Sonora.ID - Sachimi Mochizuki telah bekerja di Jepang selama dua dekade, tetapi dia tidak pernah libur selama menstruasi.
Melansir CNN, Mochizuki merasa beruntung karena menstruasi bukanlah masalah besar. Tapi dia juga enggan menggunakan hak cuti lama Jepang karena itu akan melibatkan memberi tahu manajernya, yang kebanyakan adalah laki-laki, bahwa dia sedang menstruasi.
"Ini sangat pribadi dan, terutama di Jepang, itu masih agak tabu," kata Mochizuki, yang bekerja di sebuah perusahaan ternama di Jepang.
Baca Juga: Dokter Boyke: Menstruasi Dini Berisiko Timbulkan Kanker Payudara
"Kami tidak ingin membicarakannya dengan pria mana pun."
Hak cuti periode Jepang telah ada selama lebih dari 70 tahun, dan negara tersebut tidak sendirian di Asia yang memiliki kebijakan semacam itu. Korea Selatan mengadopsi cuti haid pada tahun 1953. Dan di Cina dan India, provinsi dan perusahaan semakin mengadopsi kebijakan cuti haid dengan berbagai hak.
Pemandangan di belahan dunia lain, bagaimanapun, terlihat sangat berbeda. Kebijakan cuti haid hampir tidak ada di Amerika Serikat, Inggris, dan Eropa.

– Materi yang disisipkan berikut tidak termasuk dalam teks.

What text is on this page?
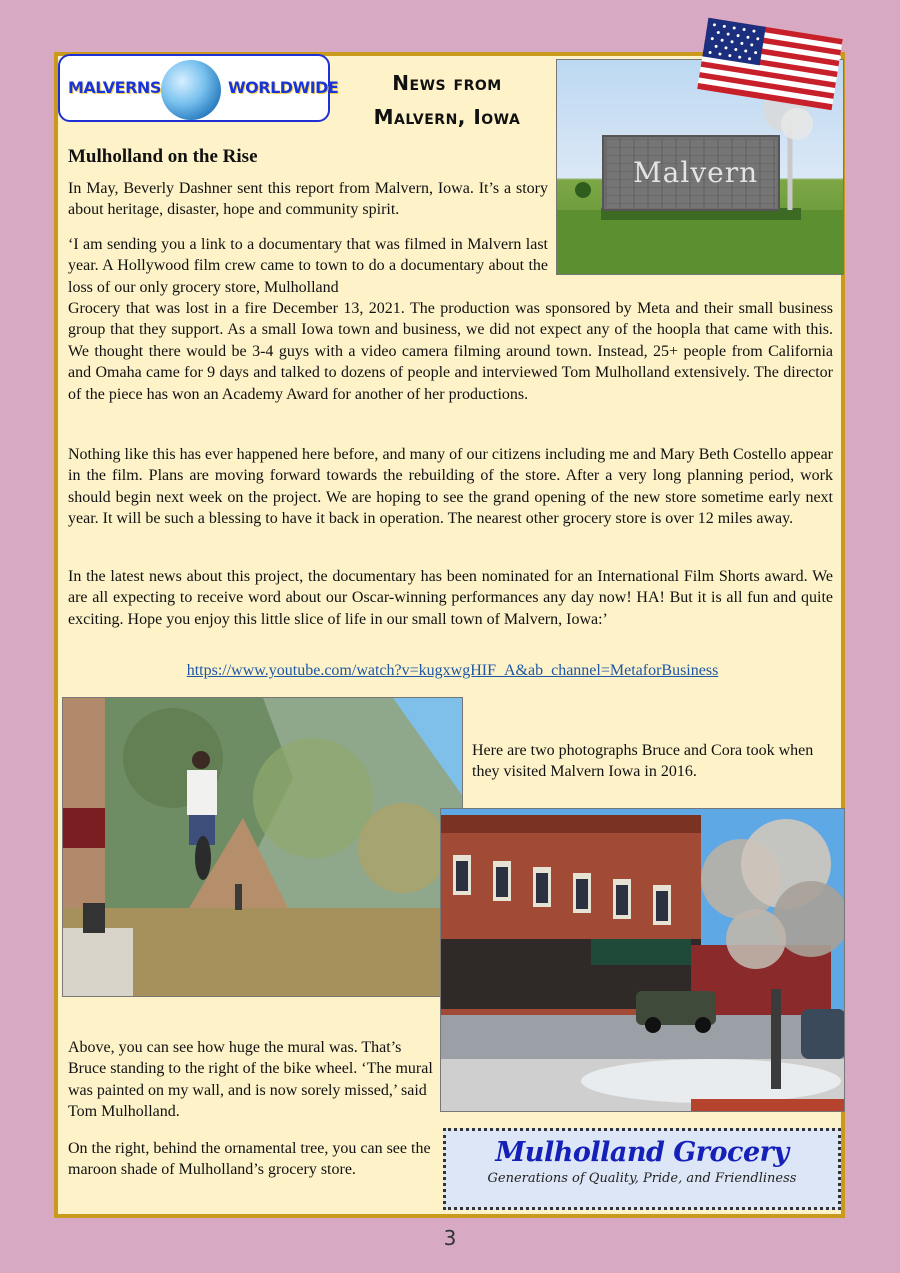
MALVERNS	WORLDWIDE	News from
Malvern, Iowa
Malvern
Mulholland on the Rise
In May, Beverly Dashner sent this report from Malvern, Iowa. It’s a story about heritage, disaster, hope and community spirit.
‘I am sending you a link to a documentary that was filmed in Malvern last year. A Hollywood film crew came to town to do a documentary about the loss of our only grocery store, Mulholland
Grocery that was lost in a fire December 13, 2021. The production was sponsored by Meta and their small business group that they support. As a small Iowa town and business, we did not expect any of the hoopla that came with this. We thought there would be 3-4 guys with a video camera filming around town. Instead, 25+ people from California and Omaha came for 9 days and talked to dozens of people and interviewed Tom Mulholland extensively. The director of the piece has won an Academy Award for another of her productions.
Nothing like this has ever happened here before, and many of our citizens including me and Mary Beth Costello appear in the film. Plans are moving forward towards the rebuilding of the store. After a very long planning period, work should begin next week on the project. We are hoping to see the grand opening of the new store sometime early next year. It will be such a blessing to have it back in operation. The nearest other grocery store is over 12 miles away.
In the latest news about this project, the documentary has been nominated for an International Film Shorts award. We are all expecting to receive word about our Oscar-winning performances any day now! HA! But it is all fun and quite exciting. Hope you enjoy this little slice of life in our small town of Malvern, Iowa:’
https://www.youtube.com/watch?v=kugxwgHIF_A&ab_channel=MetaforBusiness
Here are two photographs Bruce and Cora took when they visited Malvern Iowa in 2016.
Above, you can see how huge the mural was. That’s Bruce standing to the right of the bike wheel. ‘The mural was painted on my wall, and is now sorely missed,’ said Tom Mulholland.
On the right, behind the ornamental tree, you can see the maroon shade of Mulholland’s grocery store.
Mulholland Grocery
Generations of Quality, Pride, and Friendliness
3
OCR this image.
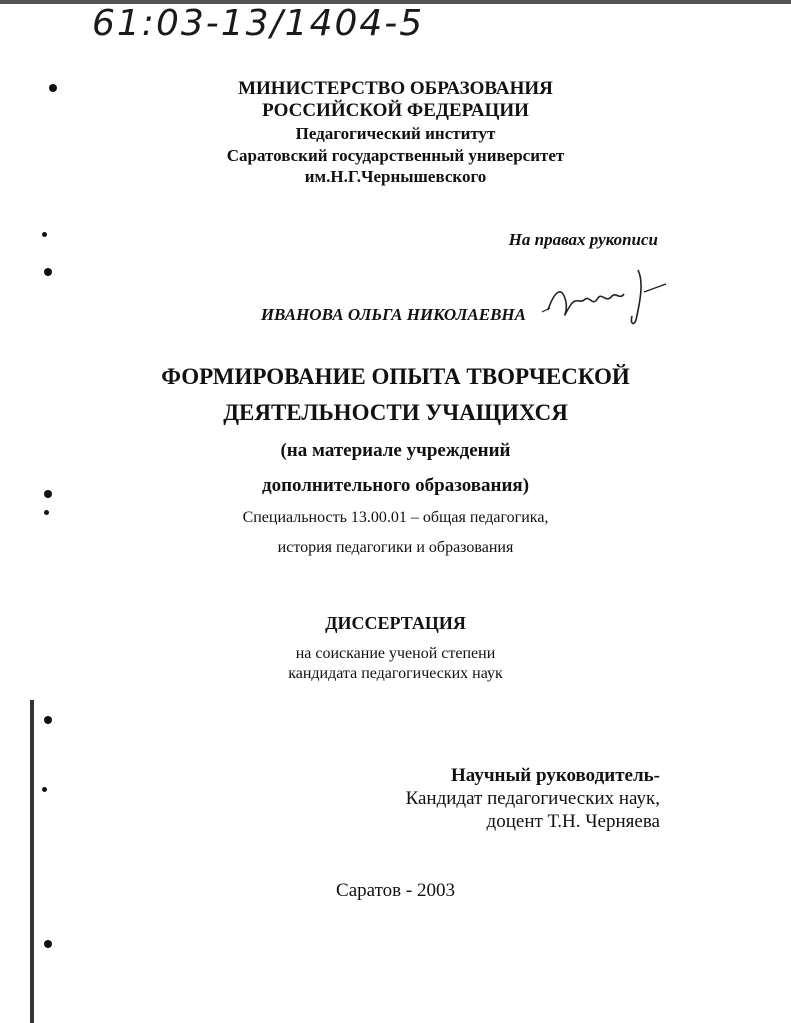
61:03-13/1404-5
МИНИСТЕРСТВО ОБРАЗОВАНИЯ
РОССИЙСКОЙ ФЕДЕРАЦИИ
Педагогический институт
Саратовский государственный университет
им.Н.Г.Чернышевского
На правах рукописи
ИВАНОВА ОЛЬГА НИКОЛАЕВНА
ФОРМИРОВАНИЕ ОПЫТА ТВОРЧЕСКОЙ
ДЕЯТЕЛЬНОСТИ УЧАЩИХСЯ
(на материале учреждений
дополнительного образования)
Специальность 13.00.01 – общая педагогика,
история педагогики и образования
ДИССЕРТАЦИЯ
на соискание ученой степени
кандидата педагогических наук
Научный руководитель-
Кандидат педагогических наук,
доцент Т.Н. Черняева
Саратов - 2003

Dan bahkan di negara-negara yang memiliki cuti haid, para feminis berbeda pendapat tentang apakah cuti haid merupakan langkah mundur atau tanda kemajuan dalam hal hak-hak perempuan.
Baca Juga: Masturbasi Saat Menstruasi, Amankah? Begini Penjelasannya
Beberapa berpendapat bahwa hal itu sama pentingnya bagi perempuan yang bekerja sebagai cuti melahirkan, sementara yang lain mengatakan bahwa hal itu membuat perempuan kurang mampu daripada laki-laki dan dapat menyebabkan diskriminasi lebih lanjut.
Jepang memperkenalkan kebijakan cuti haid pada tahun 1947 untuk mengatasi masalah hak-hak tenaga kerja.
Setidaknya selama satu dekade, pekerja pabrik perempuan telah diberikan cuti untuk memberi mereka penangguhan dari kerja keras dan kondisi sanitasi yang buruk, sambil berjuang dengan nyeri haid.
Baca Juga: Hati-Hati! Inilah Minuman yang Harus Dihindari Saat Menstruasi
Setelah kekalahan Jepang dalam Perang Dunia II, negara tersebut menulis cuti dalam undang-undang ketenagakerjaan yang baru sebagai hak untuk semua karyawan wanita yang menstruasinya "sangat sulit".
Pada awalnya, ada peningkatan yang relatif tinggi - sekitar 26% pada tahun 1965, menurut media lokal . Perkiraan bervariasi pada proporsi wanita di seluruh dunia yang mengalami dismenore, atau nyeri haid yang sangat parah sehingga mengganggu aktivitas sehari-hari, tetapi semuanya menunjukkan bahwa itu adalah kondisi yang umum.
Seiring berjalannya waktu, lebih sedikit wanita yang mengambil pilihan. Sebuah survei pemerintah Jepang pada tahun 2017 menemukan bahwa hanya 0,9% karyawan wanita yang mengklaim cuti haid.
Di Korea Selatan, penggunaan juga menurun. Dalam survei 2013, 23,6% wanita Korea Selatan menggunakan cuti. Pada 2017, angka itu turun menjadi 19,7%.
Ada beberapa alasan yang mungkin bisa menjelaskan hal ini. Meskipun semua perusahaan di Jepang harus memberikan cuti haid kepada perempuan ketika mereka memintanya, mereka tidak diharuskan membayar.
Dan beberapa wanita bahkan mungkin tidak tahu bahwa itu tersedia bagi mereka, karena perusahaan biasanya tidak mengiklankannya, kata Yumiko Murakami, kepala Pusat Tokyo Organisasi untuk Kerja Sama dan Pembangunan Ekonomi (OECD).